Here’s a thought: What if a town like Clint, of all places, could actually work with local and federal officials and develop a comprehensive plan to become the model for immigration reform? We’re talking about millions of dollars coming to this town along with those kids, whether they stay for a minute or a lifetime. That’s money that can be spent on local, US-born children living in poverty or the kids that come and go with the season because their parents are migrant workers. Could a project like Lincoln Lodge bring additionally money and resources to help these children and their families, too?

In other words, is there a way for everyone to win? I think so. You might think I’m naïve or Pollyannic but it’s what I believe.

But in order for this to happen, there needs to be dialogue – and answers coming from those backing this project. All too often, money and politically driven agendas are pushed on people without any form of transparency. Clint residents deserve to hear those answers. They should be part of the solution not the mandate. But first thing’s first: Clint needs to want to be a part of the solution rather than pass the baton.

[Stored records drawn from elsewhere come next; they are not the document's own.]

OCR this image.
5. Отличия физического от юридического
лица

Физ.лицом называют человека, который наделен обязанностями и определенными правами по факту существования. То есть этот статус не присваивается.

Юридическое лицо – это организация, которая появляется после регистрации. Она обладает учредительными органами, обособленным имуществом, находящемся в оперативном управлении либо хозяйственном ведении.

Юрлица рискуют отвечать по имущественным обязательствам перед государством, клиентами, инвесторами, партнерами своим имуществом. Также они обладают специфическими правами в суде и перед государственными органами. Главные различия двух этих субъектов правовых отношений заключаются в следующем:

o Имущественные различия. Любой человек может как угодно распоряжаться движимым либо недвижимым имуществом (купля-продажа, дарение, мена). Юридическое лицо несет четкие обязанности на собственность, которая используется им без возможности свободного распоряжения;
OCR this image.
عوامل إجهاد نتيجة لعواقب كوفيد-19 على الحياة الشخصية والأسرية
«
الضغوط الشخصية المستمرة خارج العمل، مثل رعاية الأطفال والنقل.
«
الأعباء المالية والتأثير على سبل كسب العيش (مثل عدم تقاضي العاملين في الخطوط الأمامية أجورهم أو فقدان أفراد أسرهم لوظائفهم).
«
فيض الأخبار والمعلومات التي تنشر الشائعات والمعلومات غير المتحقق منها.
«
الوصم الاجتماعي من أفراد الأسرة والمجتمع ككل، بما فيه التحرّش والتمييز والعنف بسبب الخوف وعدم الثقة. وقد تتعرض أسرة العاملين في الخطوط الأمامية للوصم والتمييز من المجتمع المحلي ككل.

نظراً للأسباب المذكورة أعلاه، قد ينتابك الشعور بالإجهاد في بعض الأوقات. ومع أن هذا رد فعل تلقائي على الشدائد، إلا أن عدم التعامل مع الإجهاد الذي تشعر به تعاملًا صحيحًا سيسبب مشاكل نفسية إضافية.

And those kids deserve more than the life they are living right now, as well. They might not be Americans but damn it, we are. Our country has provided over a billion dollars on a program to aid an Israeli air defense system while indirectly helping to fund the very group, Hamas, launching those rockets into Israel via “foreign aid.” Surely we can come together and solve a humanitarian issue right in our own backyard.

Winning in stopping Lincoln Lodge equates to losing for thousands of children. How about we start true dialogue and make this a win-win? Will it be difficult? Will there be challenges? Absolutely. It’s going to take guts, hard work, and dedicated people to make it a winner.

It’s only fitting – these are some of the very characteristics that make Clint, Texas so special.

Phillip D. Cortez is the author of several children’s books, including the forthcoming, Summer Son and Ava & The Monsters.